Schema (one line per ride):

{
  "provider": "Uber|Bolt|Yandex|Lyft",
  "source": {"gmail_message_id": "...", "email_date": "YYYY-MM-DD HH:MM", "subject": "..."},
  "ride": {
    "start_time_text": "...",
    "end_time_text": "...",
    "total_text": "...",
    "currency": "EUR|PLN|USD|BYN|RUB|UAH|null",
    "amount": 12.34,
    "pickup": "...",
    "dropoff": "...",
    "pickup_city": "...",
    "pickup_country": "...",
    "dropoff_city": "...",
    "dropoff_country": "...",
    "payment_method": "...",
    "driver": "...",
    "distance_text": "...",
    "duration_text": "...",
    "notes": "..."
  }
}

Rules: - Use text_html as primary source; fallback to snippet only if text_html is empty. - Keep addresses/time strings verbatim. - Keep amount numeric; if only textual total exists, set amount: null and preserve text in total_text.
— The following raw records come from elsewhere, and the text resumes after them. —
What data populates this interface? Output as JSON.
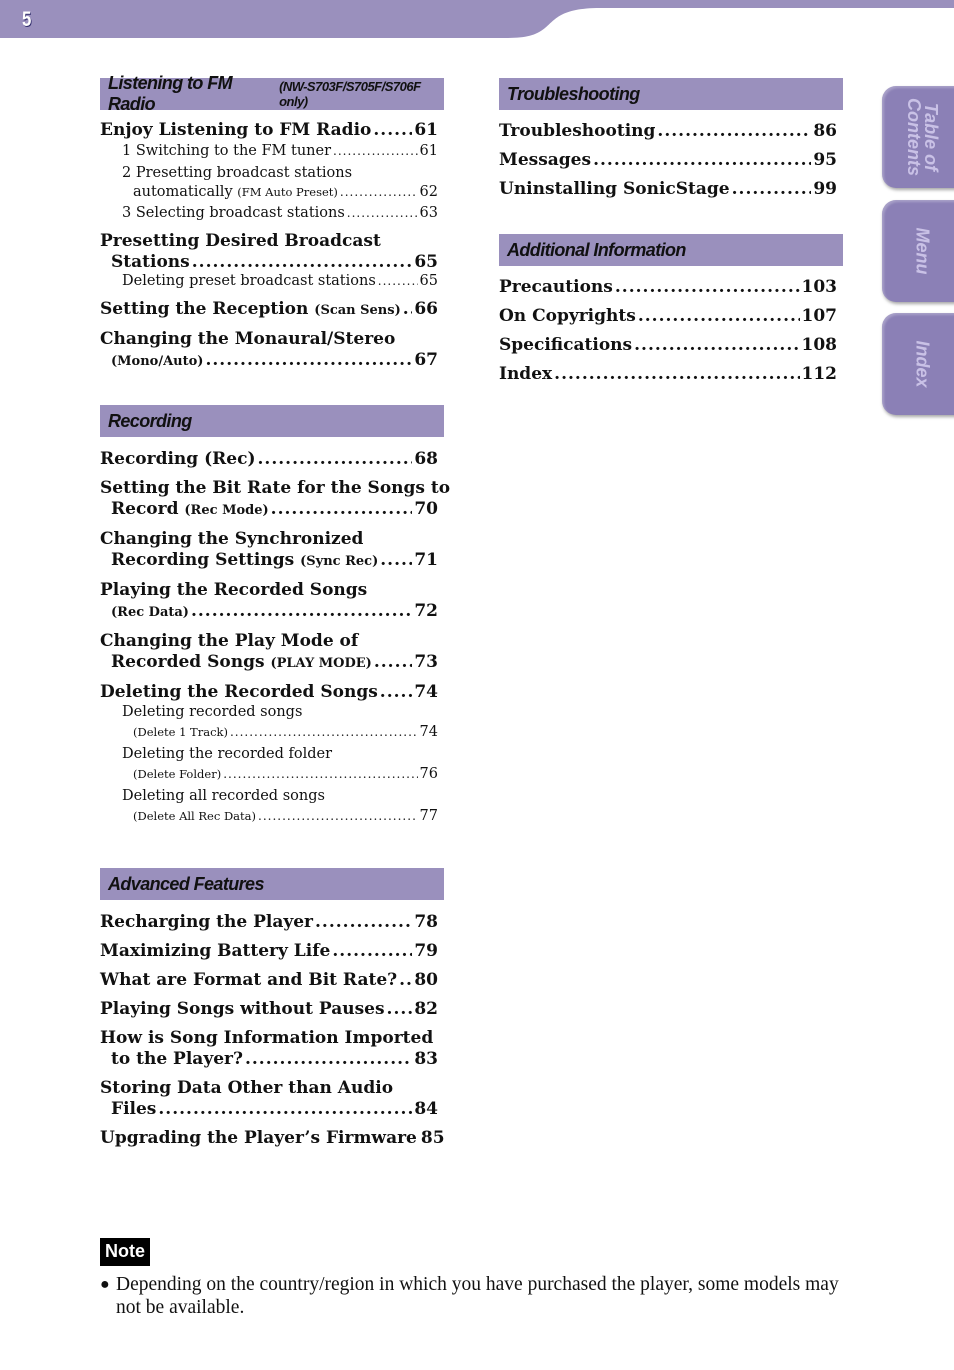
{
  "page": {
    "number": "5"
  },
  "colors": {
    "band": "#9a90bd",
    "tab": "#8b80b6",
    "tab_text": "#c9c1e6"
  },
  "side_tabs": [
    {
      "label": "Table of\nContents",
      "icon": "tab-toc"
    },
    {
      "label": "Menu",
      "icon": "tab-menu"
    },
    {
      "label": "Index",
      "icon": "tab-index"
    }
  ],
  "left": {
    "fm": {
      "title": "Listening to FM Radio",
      "subtitle": "(NW-S703F/S705F/S706F only)",
      "entries": [
        {
          "title": "Enjoy Listening to FM Radio",
          "page": "61"
        },
        {
          "title": "Presetting Desired Broadcast",
          "title2": "Stations",
          "page": "65"
        },
        {
          "title": "Setting the Reception",
          "small": "(Scan Sens)",
          "page": "66"
        },
        {
          "title": "Changing the Monaural/Stereo",
          "small": "(Mono/Auto)",
          "page": "67"
        }
      ],
      "subs": [
        {
          "num": "1",
          "title": "Switching to the FM tuner",
          "page": "61"
        },
        {
          "num": "2",
          "title": "Presetting broadcast stations",
          "title2": "automatically",
          "small": "(FM Auto Preset)",
          "page": "62"
        },
        {
          "num": "3",
          "title": "Selecting broadcast stations",
          "page": "63"
        },
        {
          "title": "Deleting preset broadcast stations",
          "page": "65"
        }
      ]
    },
    "rec": {
      "title": "Recording",
      "entries": [
        {
          "title": "Recording (Rec)",
          "page": "68"
        },
        {
          "title": "Setting the Bit Rate for the Songs to",
          "title2": "Record",
          "small": "(Rec Mode)",
          "page": "70"
        },
        {
          "title": "Changing the Synchronized",
          "title2": "Recording Settings",
          "small": "(Sync Rec)",
          "page": "71"
        },
        {
          "title": "Playing the Recorded Songs",
          "small": "(Rec Data)",
          "page": "72"
        },
        {
          "title": "Changing the Play Mode of",
          "title2": "Recorded Songs",
          "small": "(PLAY MODE)",
          "page": "73"
        },
        {
          "title": "Deleting the Recorded Songs",
          "page": "74"
        }
      ],
      "subs": [
        {
          "title": "Deleting recorded songs",
          "small": "(Delete 1 Track)",
          "page": "74"
        },
        {
          "title": "Deleting the recorded folder",
          "small": "(Delete Folder)",
          "page": "76"
        },
        {
          "title": "Deleting all recorded songs",
          "small": "(Delete All Rec Data)",
          "page": "77"
        }
      ]
    },
    "adv": {
      "title": "Advanced Features",
      "entries": [
        {
          "title": "Recharging the Player",
          "page": "78"
        },
        {
          "title": "Maximizing Battery Life",
          "page": "79"
        },
        {
          "title": "What are Format and Bit Rate?",
          "page": "80"
        },
        {
          "title": "Playing Songs without Pauses",
          "page": "82"
        },
        {
          "title": "How is Song Information Imported",
          "title2": "to the Player?",
          "page": "83"
        },
        {
          "title": "Storing Data Other than Audio",
          "title2": "Files",
          "page": "84"
        },
        {
          "title": "Upgrading the Player’s Firmware",
          "page": "85"
        }
      ]
    }
  },
  "right": {
    "trouble": {
      "title": "Troubleshooting",
      "entries": [
        {
          "title": "Troubleshooting",
          "page": "86"
        },
        {
          "title": "Messages",
          "page": "95"
        },
        {
          "title": "Uninstalling SonicStage",
          "page": "99"
        }
      ]
    },
    "additional": {
      "title": "Additional Information",
      "entries": [
        {
          "title": "Precautions",
          "page": "103"
        },
        {
          "title": "On Copyrights",
          "page": "107"
        },
        {
          "title": "Specifications",
          "page": "108"
        },
        {
          "title": "Index",
          "page": "112"
        }
      ]
    }
  },
  "note": {
    "label": "Note",
    "text": "Depending on the country/region in which you have purchased the player, some models may not be available."
  }
}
3) Insert extracted rides → SQLite

python3 skills/ride-receipts-llm/scripts/insert_rides_sqlite_jsonl.py 
  --db ./data/rides.sqlite 
  --schema skills/ride-receipts-llm/references/schema_rides.sql 
  --rides-jsonl ./data/rides_extracted.jsonl

Schema is idempotent via UNIQUE(provider, gmail_message_id) ON CONFLICT REPLACE.